The following comes from an Oct. 7 story in the Daily Breeze, a newspaper in Los Angeles’ South Bay region.

After weeks of campus-wide debate, trustees at Loyola Marymount University voted late Monday to end university-paid insurance coverage for elective abortions for faculty and staff in 2014.

But in a concession that could wind up making both sides unhappy, the university will offer a policy administrated by a third party — not using LMU dollars — that will include abortion coverage for a higher premium, according to a written statement from university President David Burcham and co-signed by board Chairwoman Kathleen Aikenhead to faculty and staff.
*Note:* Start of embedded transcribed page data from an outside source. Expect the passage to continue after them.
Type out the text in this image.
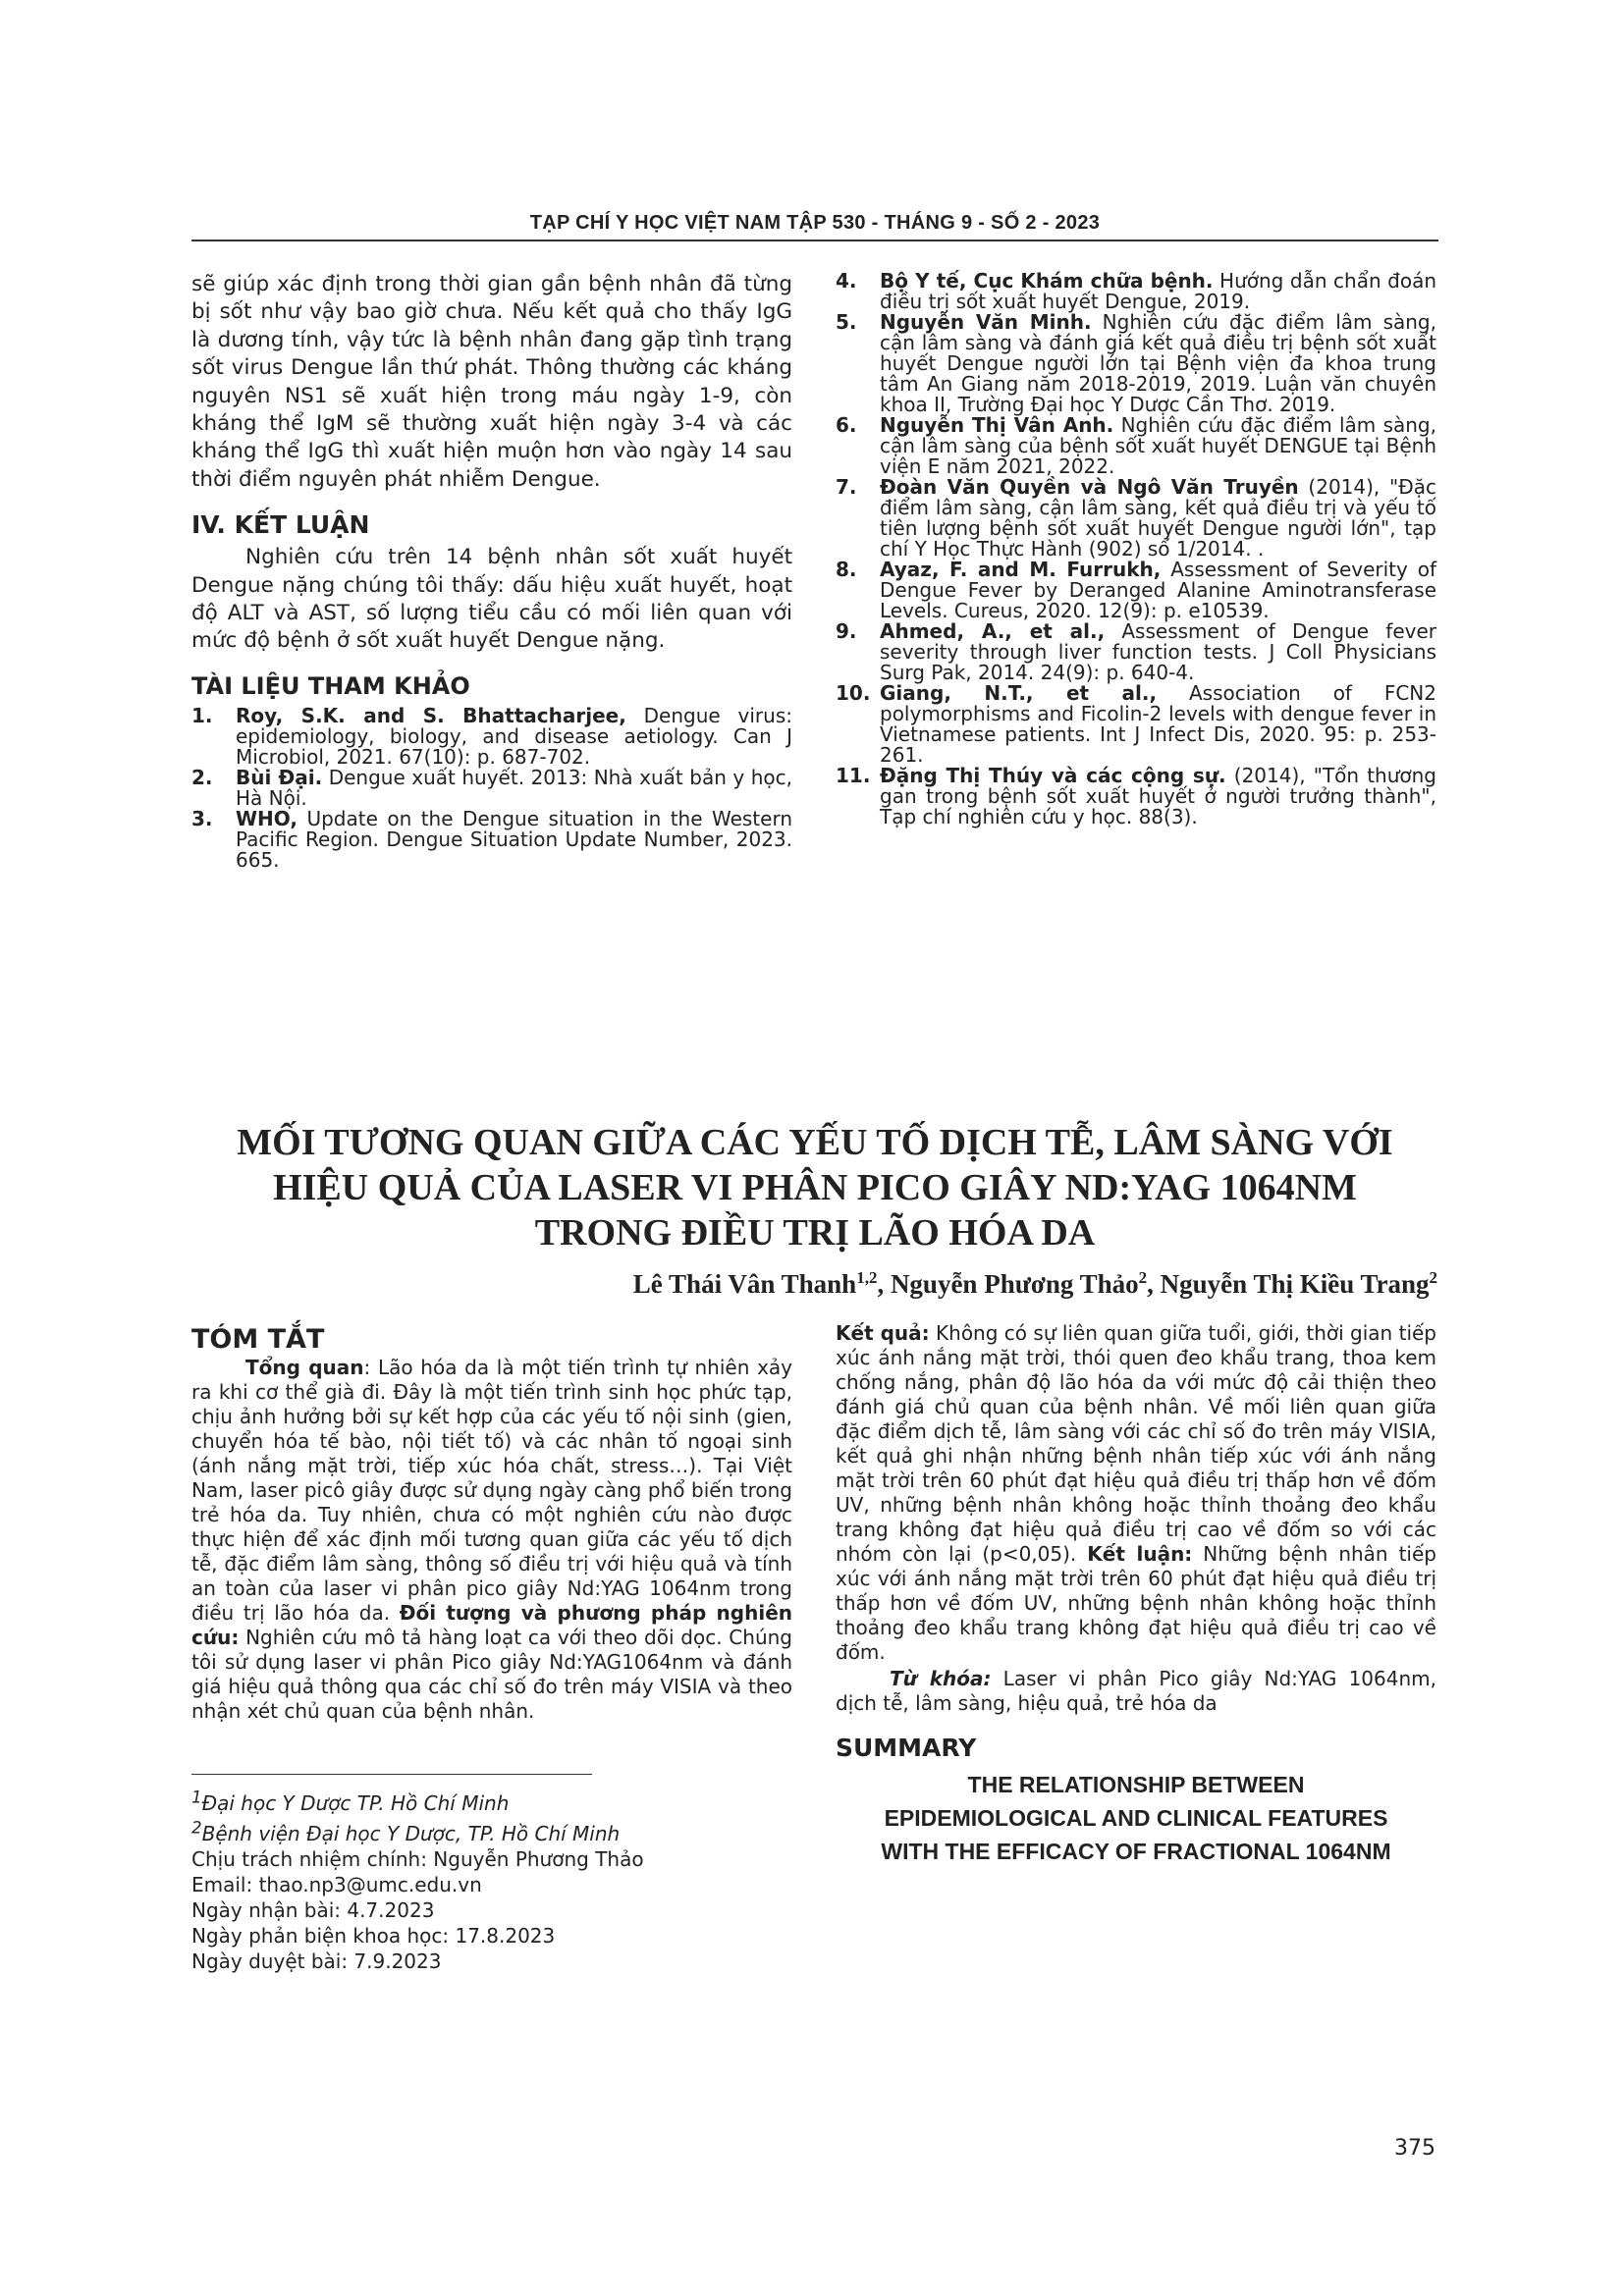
TẠP CHÍ Y HỌC VIỆT NAM TẬP 530 - THÁNG 9 - SỐ 2 - 2023

sẽ giúp xác định trong thời gian gần bệnh nhân đã từng bị sốt như vậy bao giờ chưa. Nếu kết quả cho thấy IgG là dương tính, vậy tức là bệnh nhân đang gặp tình trạng sốt virus Dengue lần thứ phát. Thông thường các kháng nguyên NS1 sẽ xuất hiện trong máu ngày 1-9, còn kháng thể IgM sẽ thường xuất hiện ngày 3-4 và các kháng thể IgG thì xuất hiện muộn hơn vào ngày 14 sau thời điểm nguyên phát nhiễm Dengue.

IV. KẾT LUẬN

Nghiên cứu trên 14 bệnh nhân sốt xuất huyết Dengue nặng chúng tôi thấy: dấu hiệu xuất huyết, hoạt độ ALT và AST, số lượng tiểu cầu có mối liên quan với mức độ bệnh ở sốt xuất huyết Dengue nặng.

TÀI LIỆU THAM KHẢO

1. Roy, S.K. and S. Bhattacharjee, Dengue virus: epidemiology, biology, and disease aetiology. Can J Microbiol, 2021. 67(10): p. 687-702.

2. Bùi Đại. Dengue xuất huyết. 2013: Nhà xuất bản y học, Hà Nội.

3. WHO, Update on the Dengue situation in the Western Pacific Region. Dengue Situation Update Number, 2023. 665.

4. Bộ Y tế, Cục Khám chữa bệnh. Hướng dẫn chẩn đoán điều trị sốt xuất huyết Dengue, 2019.

5. Nguyễn Văn Minh. Nghiên cứu đặc điểm lâm sàng, cận lâm sàng và đánh giá kết quả điều trị bệnh sốt xuất huyết Dengue người lớn tại Bệnh viện đa khoa trung tâm An Giang năm 2018-2019, 2019. Luận văn chuyên khoa II, Trường Đại học Y Dược Cần Thơ. 2019.

6. Nguyễn Thị Vân Anh. Nghiên cứu đặc điểm lâm sàng, cận lâm sàng của bệnh sốt xuất huyết DENGUE tại Bệnh viện E năm 2021, 2022.

7. Đoàn Văn Quyền và Ngô Văn Truyền (2014), "Đặc điểm lâm sàng, cận lâm sàng, kết quả điều trị và yếu tố tiên lượng bệnh sốt xuất huyết Dengue người lớn", tạp chí Y Học Thực Hành (902) số 1/2014. .

8. Ayaz, F. and M. Furrukh, Assessment of Severity of Dengue Fever by Deranged Alanine Aminotransferase Levels. Cureus, 2020. 12(9): p. e10539.

9. Ahmed, A., et al., Assessment of Dengue fever severity through liver function tests. J Coll Physicians Surg Pak, 2014. 24(9): p. 640-4.

10. Giang, N.T., et al., Association of FCN2 polymorphisms and Ficolin-2 levels with dengue fever in Vietnamese patients. Int J Infect Dis, 2020. 95: p. 253-261.

11. Đặng Thị Thúy và các cộng sự. (2014), "Tổn thương gan trong bệnh sốt xuất huyết ở người trưởng thành", Tạp chí nghiên cứu y học. 88(3).

MỐI TƯƠNG QUAN GIỮA CÁC YẾU TỐ DỊCH TỄ, LÂM SÀNG VỚI
HIỆU QUẢ CỦA LASER VI PHÂN PICO GIÂY ND:YAG 1064NM
TRONG ĐIỀU TRỊ LÃO HÓA DA
Lê Thái Vân Thanh$^{1,2}$, Nguyễn Phương Thảo$^2$, Nguyễn Thị Kiều Trang$^2$
TÓM TẮT

Tổng quan: Lão hóa da là một tiến trình tự nhiên xảy ra khi cơ thể già đi. Đây là một tiến trình sinh học phức tạp, chịu ảnh hưởng bởi sự kết hợp của các yếu tố nội sinh (gien, chuyển hóa tế bào, nội tiết tố) và các nhân tố ngoại sinh (ánh nắng mặt trời, tiếp xúc hóa chất, stress…). Tại Việt Nam, laser picô giây được sử dụng ngày càng phổ biến trong trẻ hóa da. Tuy nhiên, chưa có một nghiên cứu nào được thực hiện để xác định mối tương quan giữa các yếu tố dịch tễ, đặc điểm lâm sàng, thông số điều trị với hiệu quả và tính an toàn của laser vi phân pico giây Nd:YAG 1064nm trong điều trị lão hóa da. Đối tượng và phương pháp nghiên cứu: Nghiên cứu mô tả hàng loạt ca với theo dõi dọc. Chúng tôi sử dụng laser vi phân Pico giây Nd:YAG1064nm và đánh giá hiệu quả thông qua các chỉ số đo trên máy VISIA và theo nhận xét chủ quan của bệnh nhân.

$^1$Đại học Y Dược TP. Hồ Chí Minh

$^2$Bệnh viện Đại học Y Dược, TP. Hồ Chí Minh

Chịu trách nhiệm chính: Nguyễn Phương Thảo

Email: thao.np3@umc.edu.vn

Ngày nhận bài: 4.7.2023

Ngày phản biện khoa học: 17.8.2023

Ngày duyệt bài: 7.9.2023

Kết quả: Không có sự liên quan giữa tuổi, giới, thời gian tiếp xúc ánh nắng mặt trời, thói quen đeo khẩu trang, thoa kem chống nắng, phân độ lão hóa da với mức độ cải thiện theo đánh giá chủ quan của bệnh nhân. Về mối liên quan giữa đặc điểm dịch tễ, lâm sàng với các chỉ số đo trên máy VISIA, kết quả ghi nhận những bệnh nhân tiếp xúc với ánh nắng mặt trời trên 60 phút đạt hiệu quả điều trị thấp hơn về đốm UV, những bệnh nhân không hoặc thỉnh thoảng đeo khẩu trang không đạt hiệu quả điều trị cao về đốm so với các nhóm còn lại (p<0,05). Kết luận: Những bệnh nhân tiếp xúc với ánh nắng mặt trời trên 60 phút đạt hiệu quả điều trị thấp hơn về đốm UV, những bệnh nhân không hoặc thỉnh thoảng đeo khẩu trang không đạt hiệu quả điều trị cao về đốm.

Từ khóa: Laser vi phân Pico giây Nd:YAG 1064nm, dịch tễ, lâm sàng, hiệu quả, trẻ hóa da

SUMMARY
THE RELATIONSHIP BETWEEN
EPIDEMIOLOGICAL AND CLINICAL FEATURES
WITH THE EFFICACY OF FRACTIONAL 1064NM
375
“No LMU dollars will be spent paying for the additional coverage,” Burcham and Aikenhead wrote in the letter. The University Comprehensive Benefits Committee will review the decision and make benefit recommendations for 2015 and beyond.

The plan managed by the third party will be chosen soon. A “slightly higher premium” is expected for faculty and staff, the letter stated.
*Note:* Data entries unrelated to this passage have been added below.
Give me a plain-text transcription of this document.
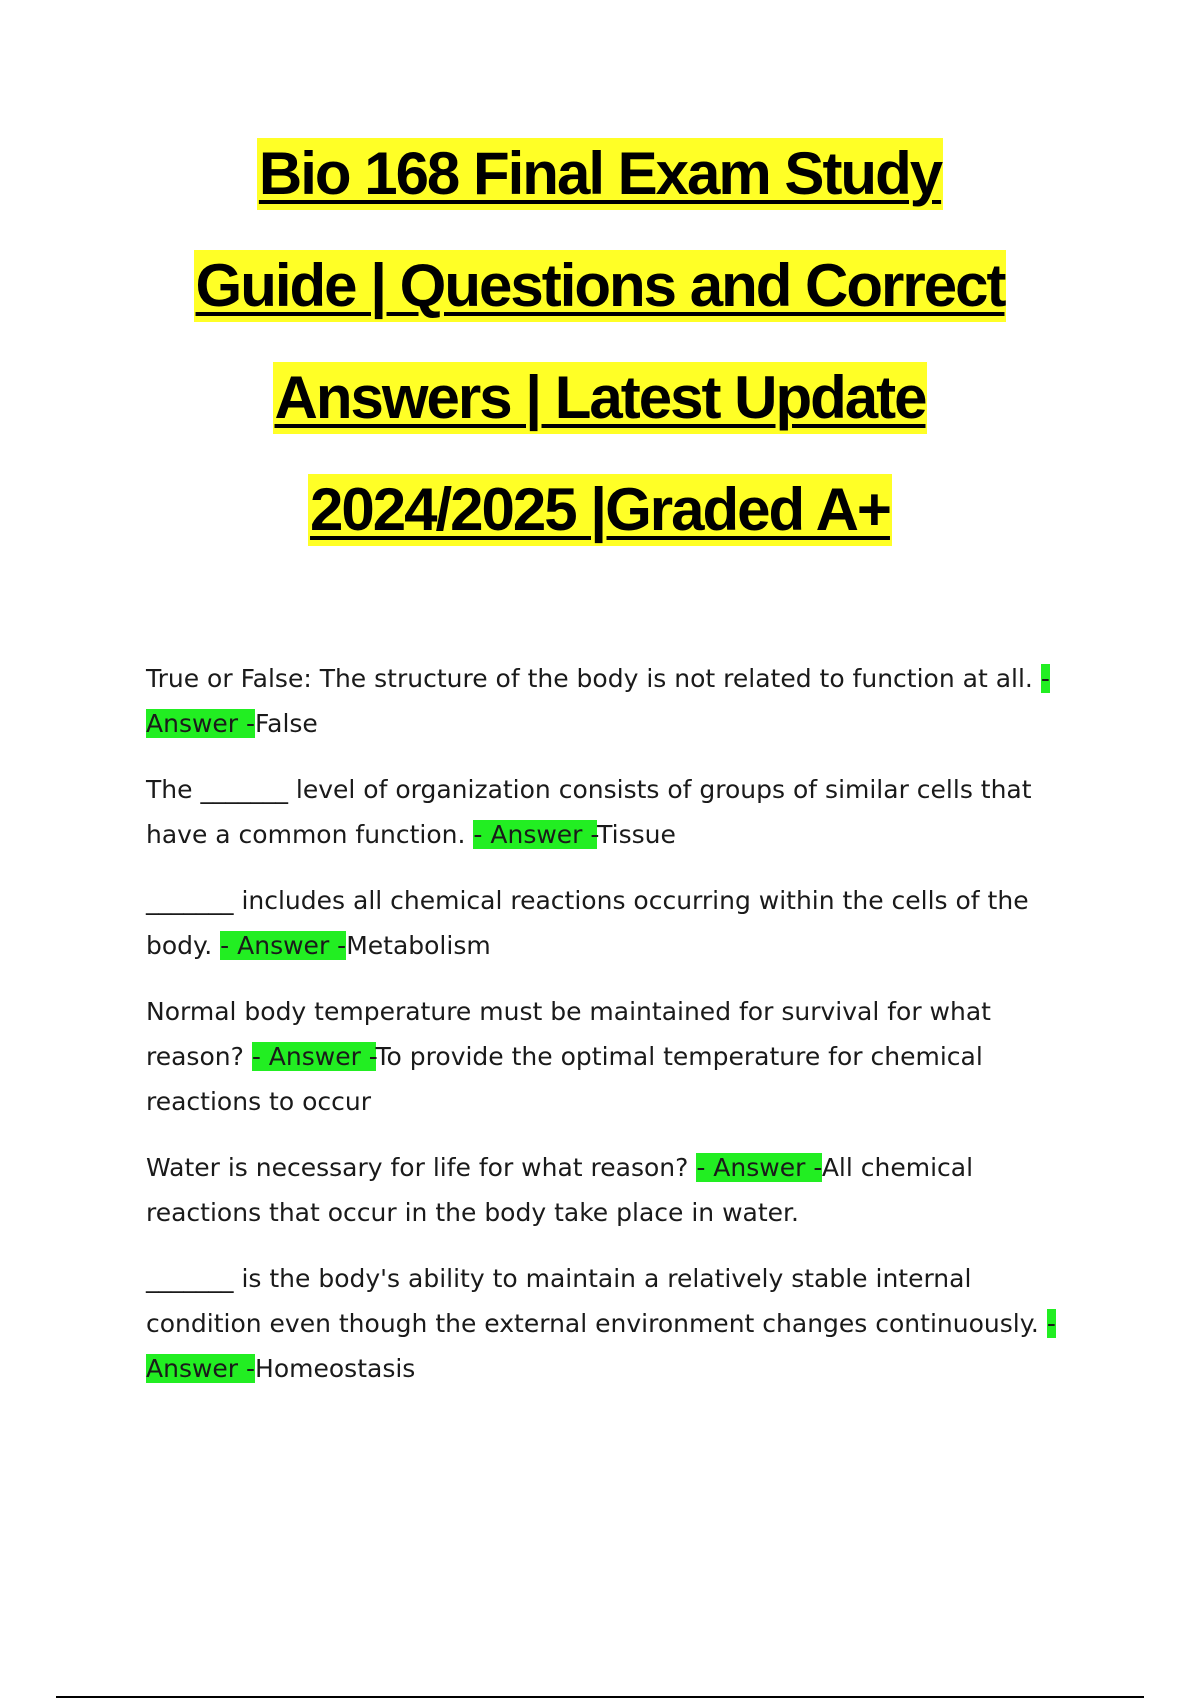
Bio 168 Final Exam Study
Guide | Questions and Correct
Answers | Latest Update
2024/2025 |Graded A+

True or False: The structure of the body is not related to function at all. - Answer -False

The _______ level of organization consists of groups of similar cells that have a common function. - Answer -Tissue

_______ includes all chemical reactions occurring within the cells of the body. - Answer -Metabolism

Normal body temperature must be maintained for survival for what reason? - Answer -To provide the optimal temperature for chemical reactions to occur

Water is necessary for life for what reason? - Answer -All chemical reactions that occur in the body take place in water.

_______ is the body's ability to maintain a relatively stable internal condition even though the external environment changes continuously. - Answer -Homeostasis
One professor on the Westchester campus said the compromise probably guarantees ongoing debate over the issue.

“I don’t think it makes much sense,” said Christopher Kaczor, a Loyola philosophy professor. “It’s like saying abortion is seriously wrong, I will not drive you to the abortion clinic, but wait here and I’ll have my brother drive you — and that somehow gives them clean hands.”

The decision, he said, “doesn’t really work. … It’s a victory for the side that wants LMU to be a secular place.”
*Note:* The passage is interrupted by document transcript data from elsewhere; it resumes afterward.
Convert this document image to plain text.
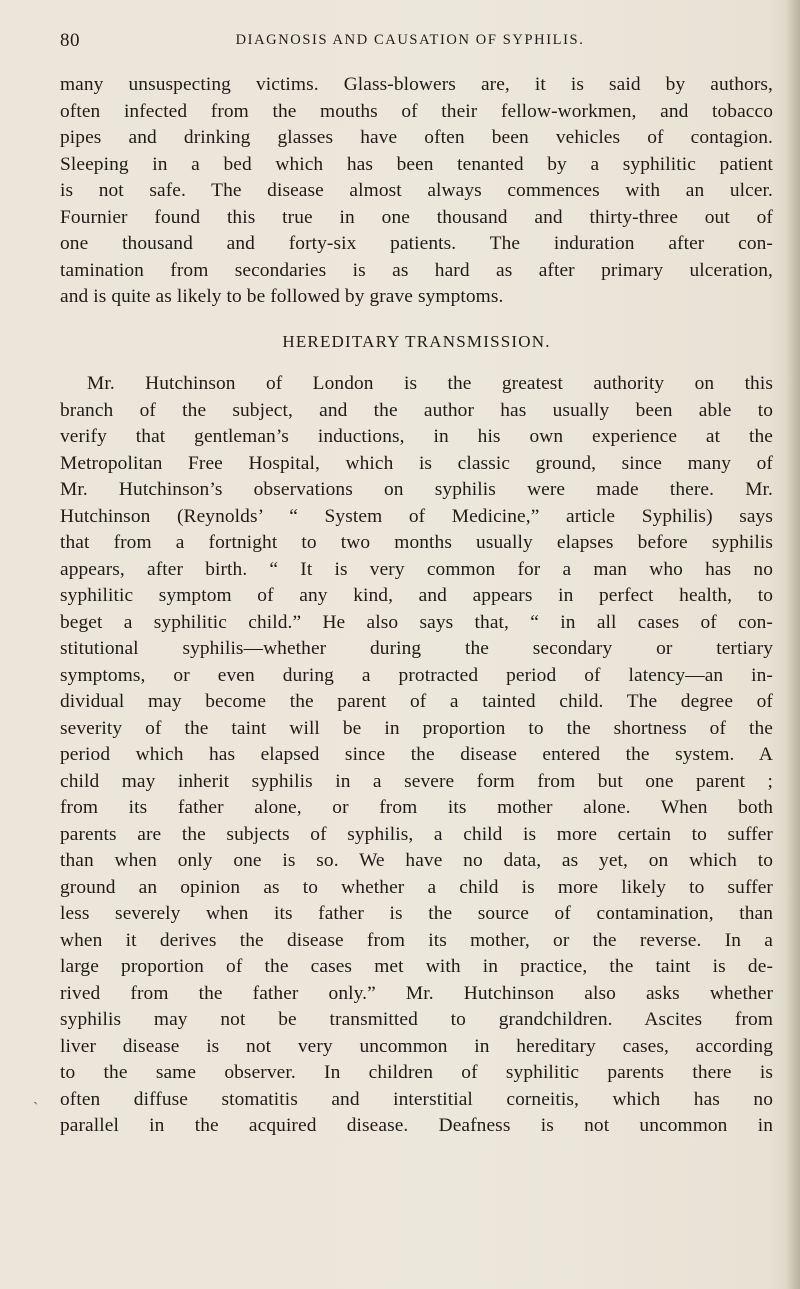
80	DIAGNOSIS AND CAUSATION OF SYPHILIS.
many unsuspecting victims. Glass-blowers are, it is said by authors,
often infected from the mouths of their fellow-workmen, and tobacco
pipes and drinking glasses have often been vehicles of contagion.
Sleeping in a bed which has been tenanted by a syphilitic patient
is not safe. The disease almost always commences with an ulcer.
Fournier found this true in one thousand and thirty-three out of
one thousand and forty-six patients. The induration after con-
tamination from secondaries is as hard as after primary ulceration,
and is quite as likely to be followed by grave symptoms.
HEREDITARY TRANSMISSION.
Mr. Hutchinson of London is the greatest authority on this
branch of the subject, and the author has usually been able to
verify that gentleman’s inductions, in his own experience at the
Metropolitan Free Hospital, which is classic ground, since many of
Mr. Hutchinson’s observations on syphilis were made there. Mr.
Hutchinson (Reynolds’ “ System of Medicine,” article Syphilis) says
that from a fortnight to two months usually elapses before syphilis
appears, after birth. “ It is very common for a man who has no
syphilitic symptom of any kind, and appears in perfect health, to
beget a syphilitic child.” He also says that, “ in all cases of con-
stitutional syphilis—whether during the secondary or tertiary
symptoms, or even during a protracted period of latency—an in-
dividual may become the parent of a tainted child. The degree of
severity of the taint will be in proportion to the shortness of the
period which has elapsed since the disease entered the system. A
child may inherit syphilis in a severe form from but one parent ;
from its father alone, or from its mother alone. When both
parents are the subjects of syphilis, a child is more certain to suffer
than when only one is so. We have no data, as yet, on which to
ground an opinion as to whether a child is more likely to suffer
less severely when its father is the source of contamination, than
when it derives the disease from its mother, or the reverse. In a
large proportion of the cases met with in practice, the taint is de-
rived from the father only.” Mr. Hutchinson also asks whether
syphilis may not be transmitted to grandchildren. Ascites from
liver disease is not very uncommon in hereditary cases, according
to the same observer. In children of syphilitic parents there is
often diffuse stomatitis and interstitial corneitis, which has no
parallel in the acquired disease. Deafness is not uncommon in
ˋ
Equally dissatisfied on the other side of the debate was associate professor of sociology Anna Muraco, who has written about the issue and said the matter of equity in the workplace has been pushed aside in the debate.

“I work at a Jesuit institution and I understand that,” she said, adding that the trustees’ statement and the debate has dismissed the university’s stated goal of “wanting to educate the whole person,” with an emphasis on social justice.

Removing elective abortions from health care plans, she said, “singles out health coverage that only affects one class of worker.” She also questioned whether the alternative plan premiums would be too high for lower-paid employees.

“We’re missing some of the larger issues that are at stake here — issues like equity” and diversity, she said. Abortion, she said, “is legal and safe. There’s something disingenuous by the way this (issue) has been framed. … They claim to be an institution that respects diversity and religious plurality and we did not have to sign any kind of faith statement like other (Catholic) schools have.